If your goal is to avoid probate, don’t miss the second step in trust-setup – funding.
After you have implemented a well-thought-out estate plan, it is a good idea to review things with an estate planning attorney from time to time. Just so you can go in and pad your attorney’s pockets a little more? No, of course not! But, you should try to ensure that the plan into which you put time, careful thought and expense will actually work out! What do I mean? Well, I will not try list every reason why a well-thought-out plan could fail, but I do want to delve into one – that is, a failure in trust funding.
A Living Trust is the primary instrument (or tool) involved in many individual estate plans. A Living Trust is a trust agreement that you set up during your lifetime. You are the beneficiary of the trust while you are living and you name individuals that you wish to benefit after your death. Living Trusts can usually be amended or revoked altogether during your lifetime. Sometimes, Living Trusts are referred to as Revocable Trusts.
There are many reasons to set up a Living Trust, including privacy, flexibility, and avoidance of probate. Many people choose to try to avoid probate because it is public, can take a long time, and can be expensive. Living Trusts can address each of these concerns; they can provide a means for transferring your property to your chosen beneficiaries in an efficient manner, oftentimes more quickly and with less expense than probate.
So, you already know all this? Yes. You already have a Living Trust? Yes.
Have you funded it? Hmmm… I meet with a number of clients each year that have a Living Trust that they have not yet funded. And usually they do not realize it.
Fairly often, I meet a new client and one of the first things he or she proudly tells me is that they already have a Trust set up (usually a Living Trust).
I say, “Great, so you have a plan to avoid probate and save on probate expenses.”
Then I say, “Great, let’s make a list of your assets to see which will actually avoid probate.”
This is when I get a confused look. “But I just told you, I already have a trust that takes care of everything.”

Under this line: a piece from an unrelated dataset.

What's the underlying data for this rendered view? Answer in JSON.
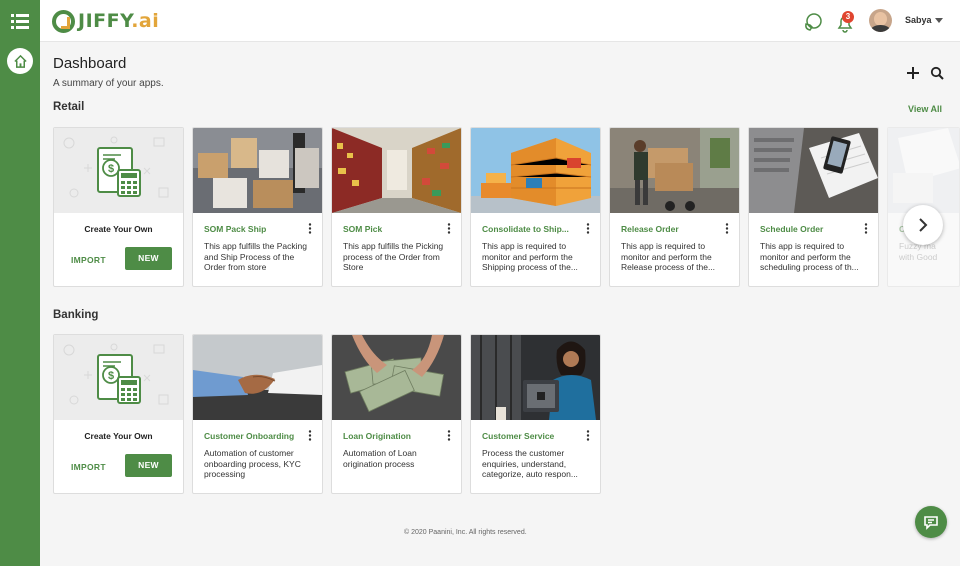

I ask, “What assets have you transferred into the trust?” Oftentimes, the client does not know what I mean or what, if anything, they have transferred anything into the trust.
This is the problem.
After you sign that wonderful Living Trust document – that is printed on fancy paper and maybe placed in an impressive-looking binder, and probably cost you a pretty penny, you still are not done! You have taken Step One but you still need to take Step Two! If you want to avoid probate, you have to take action to transfer assets into the trust – that is, you have to fund the trust (that is, you have to transfer assets into the trust). If you do not take action to fund the trust while you are still living you will not avoid probate, and might not achieve other benefits you planned when you created the trust. Simply creating a trust does not mean you have funded it.
Each type of asset is transferred into a trust in a different way. For real estate, you sign a deed transferring the real estate to the Trustee named in the Trust. For bank accounts, you can go to the bank and title the account in the name of the Trustee, or you can name the Trustee as the “pay on death” beneficiary of the account. Other assets, such as life insurance, tangible personal property, businesses, stock, retirement accounts, etc… all have specific ways to be transferred into your trust. After you transfer an asset into the trust, it will avoid probate, and the more assets you transfer in, the more you avoid probate.
When one my clients decides to create a Living Trust, I assist the client in making a list of assets, determine which assets should be transferred into the trust, and make plans for accomplishing the transfers. When the client comes back to the office to sign the Living Trust document, I usually have additional documents to sign that fund the trust and transfer some assets into the trust – such as deeds for real estate and assignments for tangible items of personal property. Lastly, I provide written instructions that explain how to transfer other assets into the trust after the client leaves the office.
If you have a concern about funding a trust you have created, contract an experienced estate planning attorney to advise you.
Without meeting with you and hearing about your situation, I cannot give blanket advice that all of your assets should be transferred into your trust. In this blog entry, I am limiting the scope of my advice to using a Living Trust to avoid probate – and explaining that creating your Living Trust is only Step One – that if you want to avoid probate, you also need to fund the Living Trust, Step Two. People create trusts for many other reasons and there are many different types of trusts and there can be very good reasons for not funding the trusts with specific assets. Again, if you have specific questions or concerns about your estate plan, you should contact an experienced estate planning attorney.